I thought of one I really do not understand. Discriminant $205$ has four classes of forms, $$ \langle 1, 13, -9 \rangle, \; \langle -1, 13, 9 \rangle, \; \langle 3, 13, -3 \rangle, \; \langle -3, 13, 3 \rangle. $$

The third and fourth are opposites so in the same genus, although distinct. The first two are in the principal genus, but they are not opposites, one is $-1$ times the other; in particular, they get diffeent positive primes, although both do residues $\pmod 5$ and $\pmod {41}.$ For $\langle 1, 13, -9 \rangle$ we get $$ 1,5,59,131,139,241,269,271,359,409, \ldots, $$ while for $\langle -1, 13, 9 \rangle$ we get $$ 31,41,61,251,349,379,389,401,419,431, \ldots. $$

For positive forms, low class number, there are polynomials, such as in Cox's book, such that primes represented by the principal form are those for which the polynomial factors a certain way. For a prime $p \equiv 1 \pmod 3,$ Gauss showed that $2$ is a cubic residue if an only if $p = u^2 + 27 v^2.$ Jacobi showed that $3$ is a cubic residue if an only if $p = u^2 + uv + 61 v^2.$ All I found in Henri Cohen's tables was the fact that $\mathbb Q(\sqrt {205})$ has class number $2$ and $L_K = \mathbb Q(\sqrt 5),$ appendix 12C on pages 533 and 534. See related information at IT'S A LINK.

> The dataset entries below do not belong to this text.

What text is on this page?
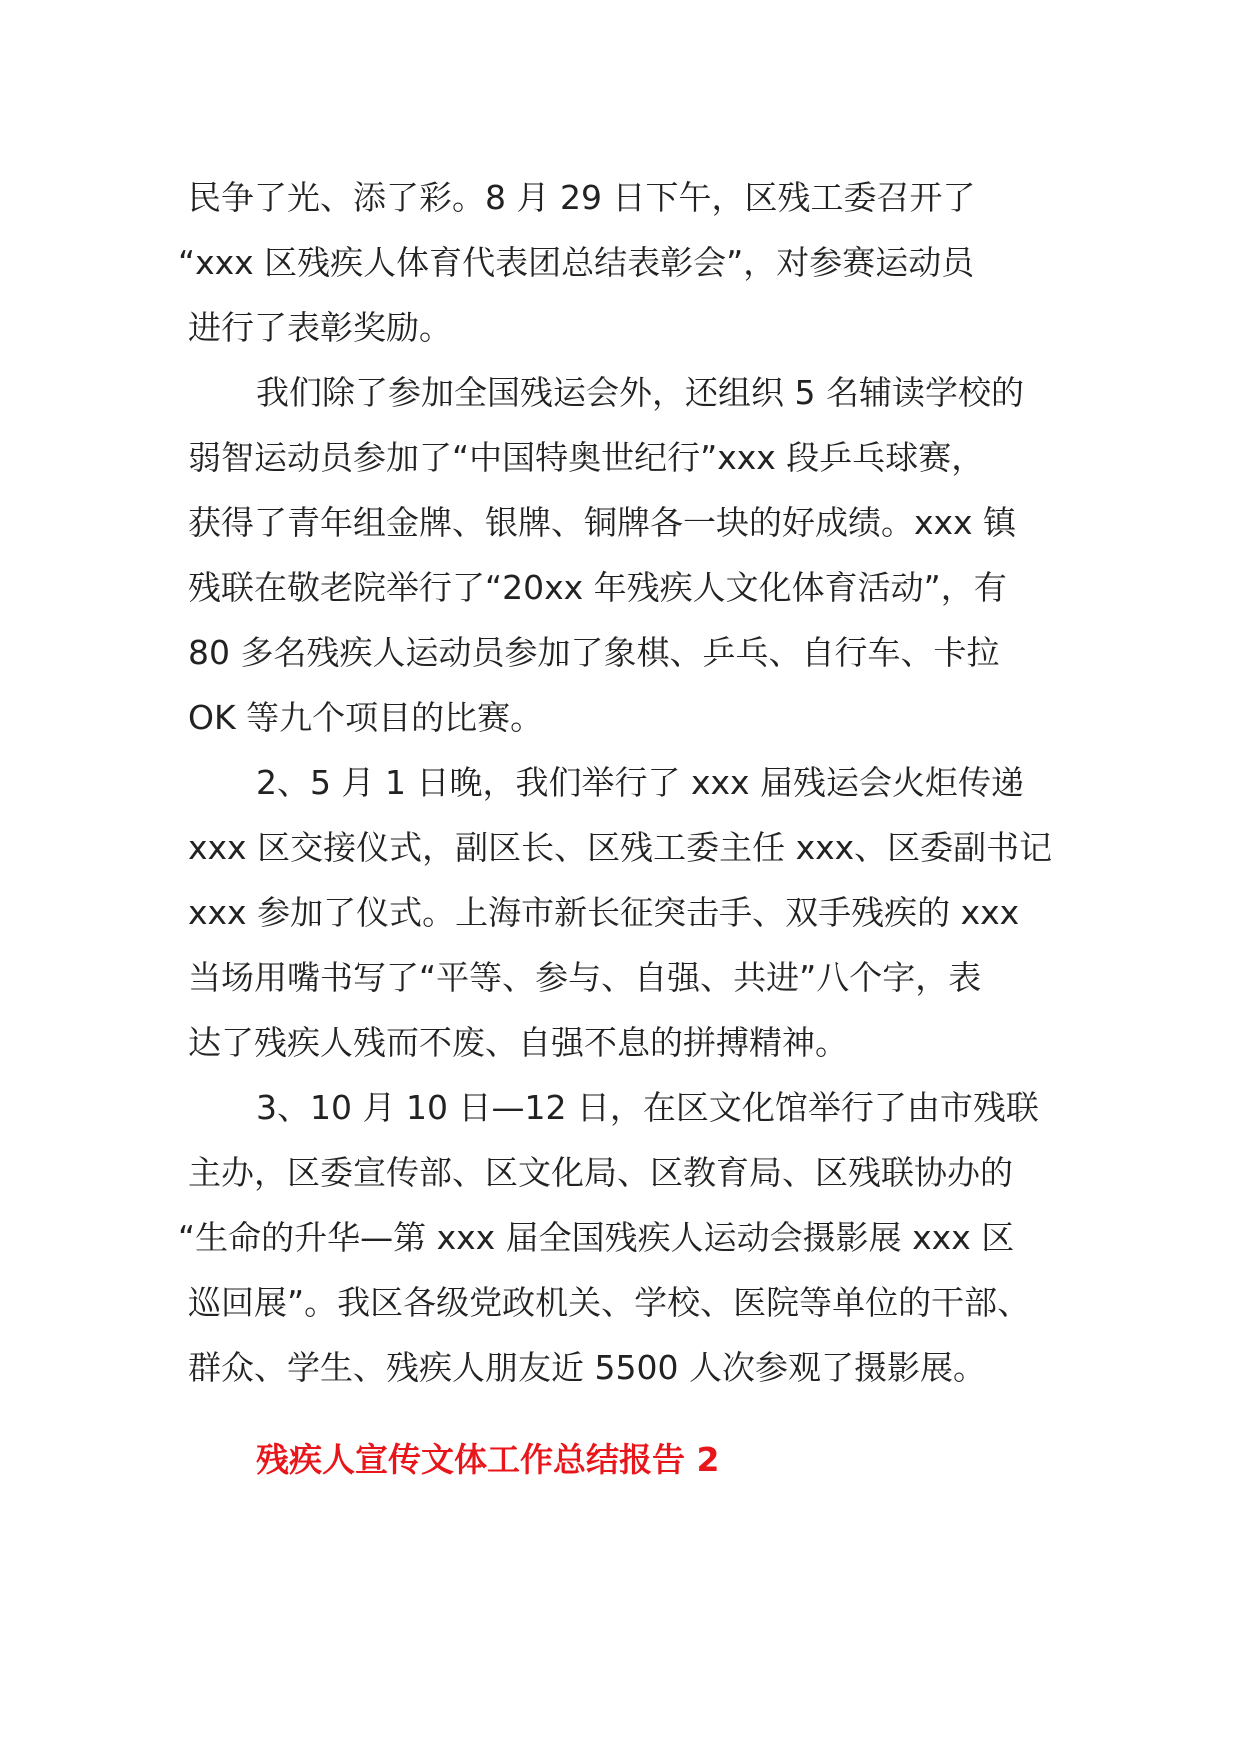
民争了光、添了彩。8 月 29 日下午，区残工委召开了
“xxx 区残疾人体育代表团总结表彰会”，对参赛运动员
进行了表彰奖励。
我们除了参加全国残运会外，还组织 5 名辅读学校的
弱智运动员参加了“中国特奥世纪行”xxx 段乒乓球赛，
获得了青年组金牌、银牌、铜牌各一块的好成绩。xxx 镇
残联在敬老院举行了“20xx 年残疾人文化体育活动”，有
80 多名残疾人运动员参加了象棋、乒乓、自行车、卡拉
OK 等九个项目的比赛。
2、5 月 1 日晚，我们举行了 xxx 届残运会火炬传递
xxx 区交接仪式，副区长、区残工委主任 xxx、区委副书记
xxx 参加了仪式。上海市新长征突击手、双手残疾的 xxx
当场用嘴书写了“平等、参与、自强、共进”八个字，表
达了残疾人残而不废、自强不息的拼搏精神。
3、10 月 10 日—12 日，在区文化馆举行了由市残联
主办，区委宣传部、区文化局、区教育局、区残联协办的
“生命的升华—第 xxx 届全国残疾人运动会摄影展 xxx 区
巡回展”。我区各级党政机关、学校、医院等单位的干部、
群众、学生、残疾人朋友近 5500 人次参观了摄影展。
残疾人宣传文体工作总结报告 2
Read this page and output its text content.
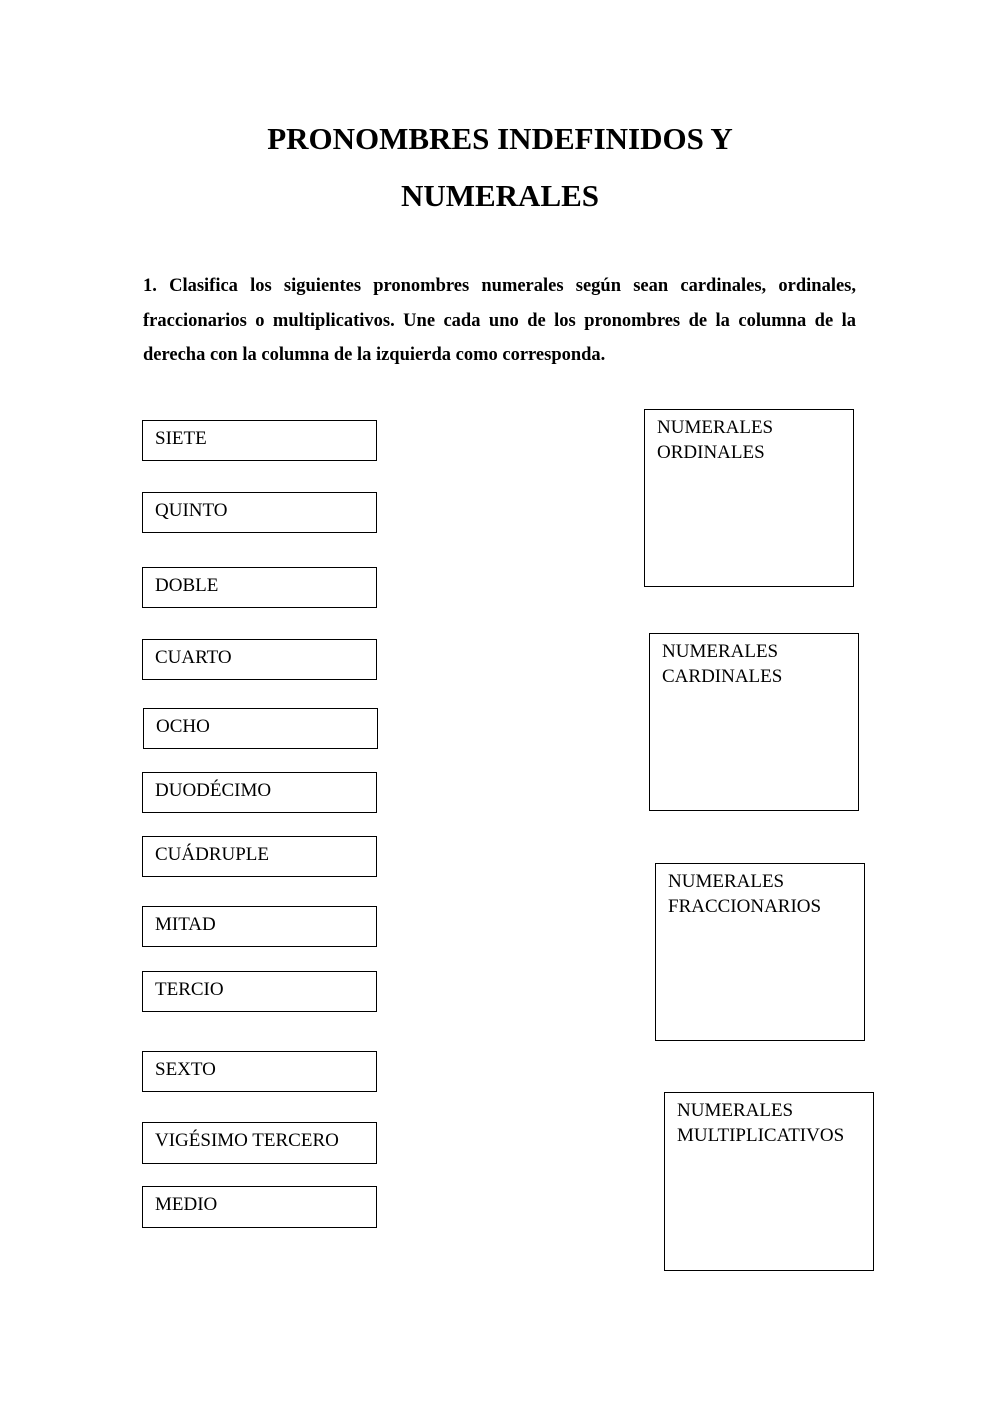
PRONOMBRES INDEFINIDOS Y
NUMERALES

1. Clasifica los siguientes pronombres numerales según sean cardinales, ordinales, fraccionarios o multiplicativos. Une cada uno de los pronombres de la columna de la derecha con la columna de la izquierda como corresponda.

SIETE
QUINTO
DOBLE
CUARTO
OCHO
DUODÉCIMO
CUÁDRUPLE
MITAD
TERCIO
SEXTO
VIGÉSIMO TERCERO
MEDIO
NUMERALES
ORDINALES
NUMERALES
CARDINALES
NUMERALES
FRACCIONARIOS
NUMERALES
MULTIPLICATIVOS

Let's see, $34$ is the smallest number where it is a surprise that there is no solution to $x^2 - 34 y^2 = -1.$ The smallest such odd number is $205,$ as there is no solution to $x^2 - 205 y^2 = -1.$ For prime $p \equiv 1 \pmod 4,$ there is always a solution to $x^2 - p y^2 = -1.$ Proof in Mordell's book. Anyway, this is why $\langle 1, 13, -9 \rangle, \; \langle -1, 13, 9 \rangle$ are distinct classes.

So, that is the question, can I distinguish the represented (positive) primes by factoring some polynomial mod these primes?